For their part, exiles from the mainstream platforms, and their sympathisers (including free speech absolutists, who don’t necessarily align with them politically), have had to come up with creative solutions to what they see as encroachment on the open exchange of ideas.
This has resulted in alternative platforms, including Twitter clone Gab, whose slogan is, “a social network that champions free speech, individual liberty, and the free flow of information online,” and which has become a magnet for anti-Semites and racists.
Gab recently moved its software to a decentralised, ‘federated’ system, called Mastodon, having been temporarily shut down by its hosting provider. Psychology professor and self-styled free speech defender, Jordan Peterson, is also planning to launch a new platform, ThinkSpot, “an intellectual playground for censorship-free discourse,” which is sure to be popular.

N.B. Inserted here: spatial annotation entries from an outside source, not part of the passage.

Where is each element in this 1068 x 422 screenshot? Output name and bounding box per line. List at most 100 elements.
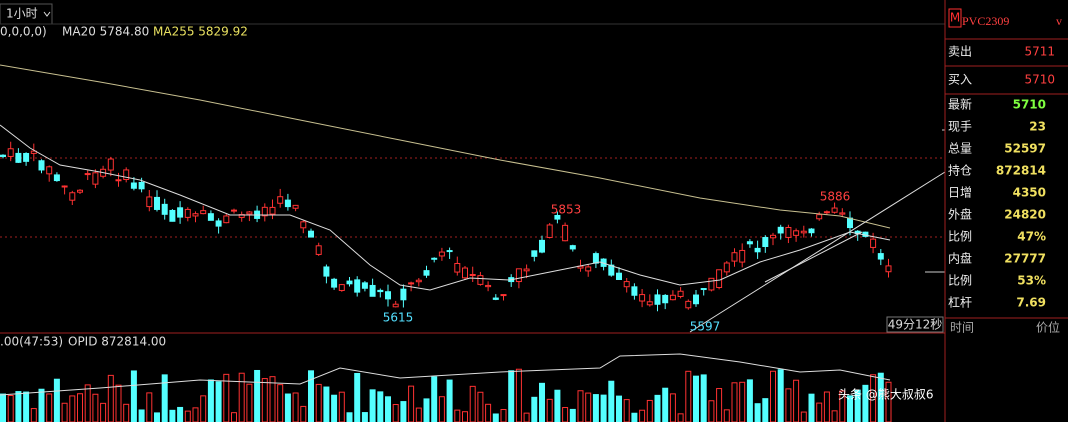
- volume-bar: [793, 379, 800, 422]
- volume-bar: [331, 394, 338, 422]
- volume-bar: [469, 385, 476, 422]
- volume-bar: [277, 384, 284, 422]
- candle-body: [84, 173, 91, 176]
- candle-body: [123, 169, 130, 180]
- sell-price: 5711: [1024, 45, 1055, 59]
- volume-bar: [69, 395, 76, 422]
- countdown-box: [886, 316, 944, 333]
- volume-bar: [492, 413, 499, 422]
- volume-bar: [831, 410, 838, 422]
- candle-body: [515, 268, 522, 283]
- volume-bar: [308, 370, 314, 422]
- candle-body: [623, 281, 630, 288]
- candle-body: [492, 297, 499, 300]
- candle-body: [785, 226, 792, 238]
- candle-body: [877, 253, 884, 260]
- quote-label: 比例: [948, 230, 972, 244]
- candle-body: [92, 172, 99, 185]
- volume-bar: [23, 391, 30, 422]
- volume-bar: [762, 398, 769, 422]
- volume-bar: [423, 398, 430, 422]
- candle-body: [346, 280, 353, 285]
- quote-label: 最新: [948, 97, 972, 112]
- candle-body: [246, 211, 253, 215]
- dropdown-arrow: [43, 11, 51, 17]
- period-label[interactable]: 1小时: [6, 7, 38, 21]
- candle-body: [762, 237, 769, 247]
- candle-body: [138, 181, 145, 190]
- volume-header: .00(47:53): [0, 335, 63, 349]
- volume-bar: [854, 389, 861, 422]
- volume-bar: [400, 401, 407, 422]
- candle-body: [115, 179, 122, 182]
- volume-bar: [785, 388, 792, 422]
- quote-label: 外盘: [948, 207, 972, 222]
- volume-bar: [284, 393, 291, 422]
- candle-body: [277, 196, 284, 204]
- candle-body: [693, 294, 699, 305]
- price-mark: 5615: [383, 311, 414, 325]
- volume-bar: [92, 393, 99, 422]
- candle-body: [569, 245, 576, 250]
- volume-bar: [539, 382, 545, 422]
- volume-bar: [261, 378, 268, 422]
- candle-body: [685, 300, 692, 309]
- candle-body: [146, 196, 153, 208]
- candle-body: [831, 207, 838, 213]
- volume-bar: [508, 370, 515, 422]
- volume-bar: [231, 412, 237, 422]
- ma255-label: MA255 5829.92: [153, 25, 248, 39]
- candle-body: [839, 212, 846, 215]
- volume-bar: [862, 384, 869, 422]
- candle-body: [377, 289, 384, 293]
- volume-bar: [716, 388, 723, 422]
- badge-text: M: [950, 11, 960, 25]
- candle-body: [415, 279, 422, 283]
- volume-bar: [454, 409, 461, 422]
- candle-body: [69, 192, 76, 201]
- candle-body: [700, 288, 707, 291]
- candle-body: [23, 152, 30, 162]
- candle-body: [15, 152, 22, 163]
- volume-bar: [161, 374, 168, 422]
- volume-bar: [477, 391, 484, 422]
- candle-body: [77, 189, 83, 193]
- candle-body: [392, 303, 399, 308]
- volume-bar: [585, 392, 592, 422]
- candle-body: [777, 226, 784, 234]
- candle-body: [546, 224, 553, 238]
- candle-body: [770, 234, 776, 239]
- candle-body: [361, 282, 368, 289]
- candle-body: [754, 247, 761, 253]
- candle-body: [462, 267, 468, 279]
- quote-value: 53%: [1017, 274, 1046, 288]
- candle-body: [477, 275, 484, 285]
- candle-body: [539, 239, 545, 253]
- volume-bar: [639, 409, 646, 422]
- candle-body: [53, 174, 60, 182]
- trend-line: [689, 171, 946, 333]
- volume-bar: [739, 381, 746, 422]
- volume-bar: [616, 395, 622, 422]
- trend-line: [764, 231, 863, 283]
- quote-value: 872814: [996, 164, 1046, 178]
- candle-body: [408, 282, 415, 285]
- volume-bar: [377, 391, 384, 422]
- volume-bar: [569, 408, 576, 422]
- quote-label: 现手: [948, 120, 972, 134]
- volume-bar: [808, 393, 815, 422]
- volume-bar: [577, 390, 584, 422]
- candle-body: [223, 215, 230, 224]
- volume-bar: [669, 393, 676, 422]
- candle-body: [669, 294, 676, 301]
- candle-body: [323, 266, 330, 277]
- quote-label: 比例: [948, 274, 972, 288]
- volume-bar: [146, 392, 153, 422]
- candle-body: [231, 209, 237, 212]
- price-mark: 5886: [820, 190, 851, 204]
- oi-line: [0, 353, 891, 396]
- volume-bar: [677, 413, 684, 422]
- volume-bar: [385, 396, 391, 422]
- candle-body: [847, 217, 853, 229]
- price-mark: 5597: [690, 320, 721, 334]
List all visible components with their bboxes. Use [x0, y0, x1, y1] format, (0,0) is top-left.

There have also been attempts to recover revenue streams when they are removed from a user’s channel, often YouTube’s first move for contentious content.
This was initially an attraction of using a third-party service like Patreon, where patrons can support content creators for what they post on mainstream platforms, while still maintaining independence from them.

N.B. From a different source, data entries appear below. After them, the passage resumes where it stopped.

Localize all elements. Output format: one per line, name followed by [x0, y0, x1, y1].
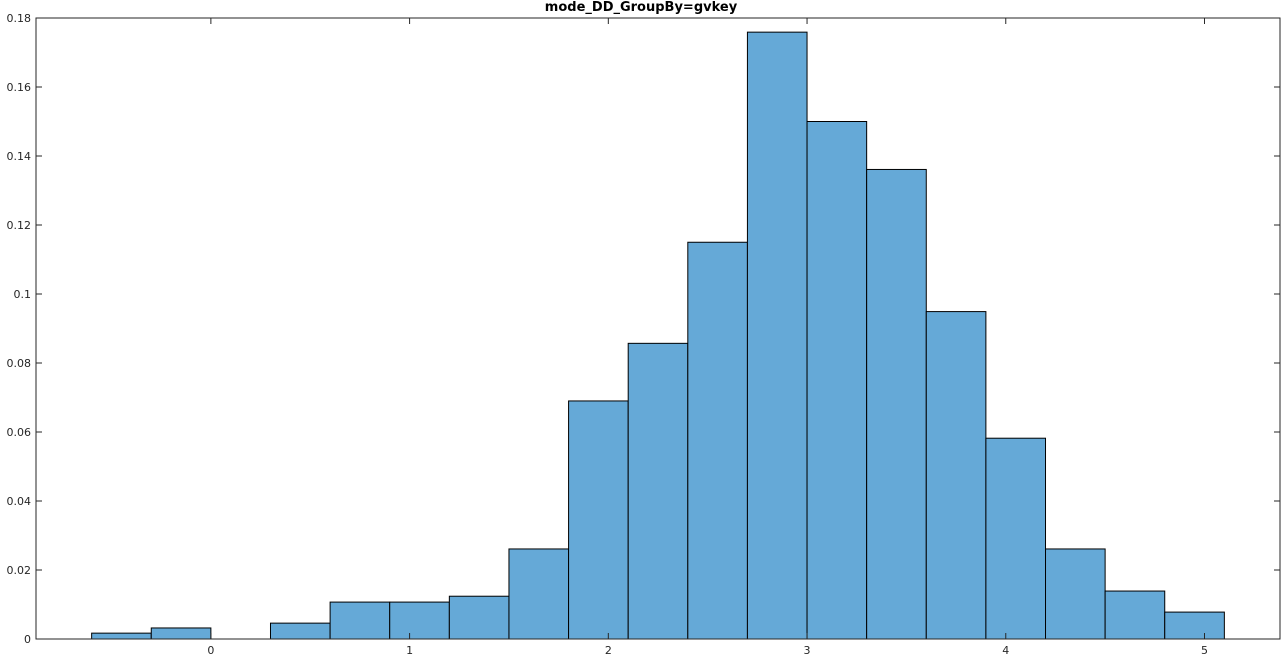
histogram-bar [1164, 611, 1225, 640]
y-tick-label: 0.18 [7, 12, 32, 25]
y-tick-label: 0.02 [7, 564, 32, 577]
y-tick-label: 0.06 [7, 426, 32, 439]
histogram-bar [91, 632, 152, 640]
histogram-bar [329, 601, 391, 640]
y-tick-label: 0.14 [7, 150, 32, 163]
histogram-bar [746, 31, 808, 640]
bars-layer [91, 31, 1225, 640]
axes-layer: 0 0.02 0.04 0.06 0.08 0.1 0.12 0.14 0.16 0.18 0 1 2 3… [7, 12, 1281, 657]
histogram-bar [925, 311, 987, 640]
histogram-bar [1104, 590, 1166, 640]
axes-box [35, 17, 1281, 640]
chart-title: mode_DD_GroupBy=gvkey [544, 0, 738, 15]
y-tick-label: 0.16 [7, 81, 32, 94]
x-tick-label: 4 [1002, 644, 1009, 657]
histogram-bar [389, 601, 450, 640]
x-tick-label: 0 [207, 644, 214, 657]
histogram-bar [150, 627, 212, 640]
x-tick-label: 1 [406, 644, 413, 657]
x-tick-label: 2 [605, 644, 612, 657]
y-tick-label: 0.04 [7, 495, 32, 508]
histogram-bar [985, 437, 1047, 640]
y-tick-label: 0.1 [14, 288, 32, 301]
histogram-bar [866, 168, 927, 640]
x-tick-label: 3 [804, 644, 811, 657]
histogram-bar [687, 241, 748, 640]
histogram-bar [269, 622, 331, 640]
histogram-bar [568, 400, 629, 640]
histogram-bar [806, 121, 868, 640]
histogram-bar [448, 595, 510, 640]
y-tick-label: 0.12 [7, 219, 32, 232]
histogram-bar [508, 548, 570, 640]
y-tick-label: 0 [24, 633, 31, 646]
histogram-bar [627, 342, 689, 640]
histogram-bar [1045, 548, 1106, 640]
y-tick-label: 0.08 [7, 357, 32, 370]
x-tick-label: 5 [1201, 644, 1208, 657]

However, Patreon, too, has fallen out of favour with those on the right, after shutting down the accounts of certain controversial figures, such as Sargon of Akkad and Milo Yiannopoulos, for hate speech, inspiring an exodus of conservative users from the service.

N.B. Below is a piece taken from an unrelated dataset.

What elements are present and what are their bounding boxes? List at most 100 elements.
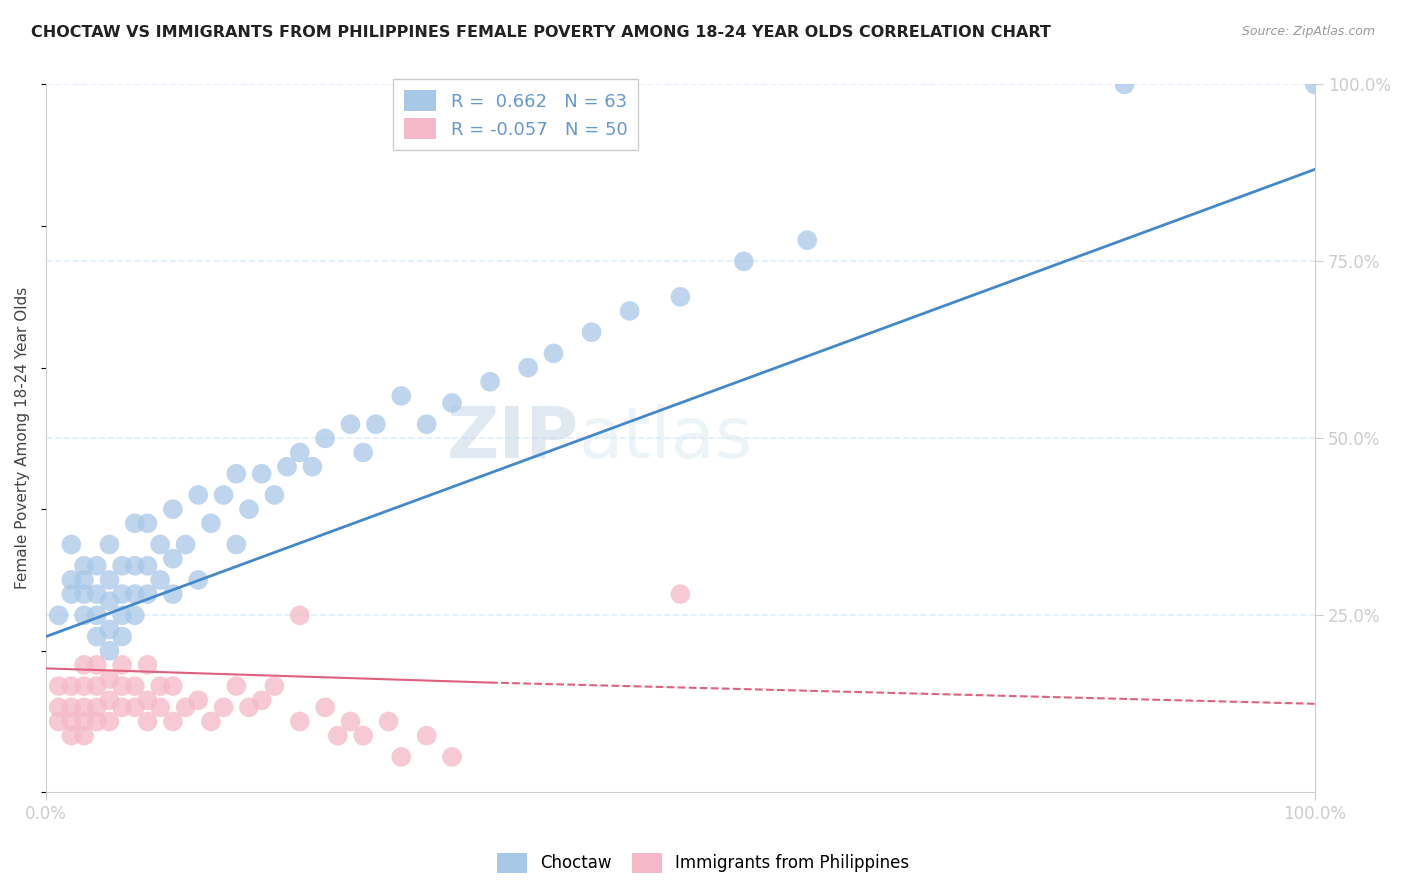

Digital cryptocurrency Bitcoin is ubiquitous in particular online groups, and it is stable, in the sense that it cannot be ‘switched off’, but is cumbersome and not regular or reliable.
More recently, software solution Entropy was launched as a kind of ‘wrapper’ around YouTube live streams, claiming to facilitate much of the same functionality that YouTube disables for contentious accounts — including user donations.
What the Cloudflare decision reveals is that it is not just whether or not a specific account is shut down on a particular platform, but it is also the very plumbing of the internet, which is in the hands of private technology companies.
Most people will not weep over the plight of 8chan, but it does put the situation into focus.
And there are a number of layers in hosting content such as the El Paso murderer’s manifesto, and, arguably, a number of layers of culpability in facilitating the dissemination of hateful propaganda.
Server hosts, security providers, domain registrars, payment companies, crowdfunding platforms, and myriad other discreet service providers all conspire to bring you the websites that you read every day — and the divisive hate that you probably don’t — and they can take it away, too.
Despite a lot of hand-wringing, legislators have so far failed to regulate social platforms — while many human rights and privacy advocates query whether they should at all — so, in the meantime, private technology companies remain the arbiters of acceptable content on the internet.
This creates something of an arms race, as popular service providers — whether for narrow commercial reasons or an unwavering commitment to basic decency — offload users that they allege promote hate and division, and the users seek, and usually find, alternatives.
While Cloudflare is the de facto standard for website defence, there are competitors, many of whom are sure to be less scrupulous (or more impervious to public pressure, depending on your perspective), so 8chan will be back online soon enough, though it remains to be seen for how long.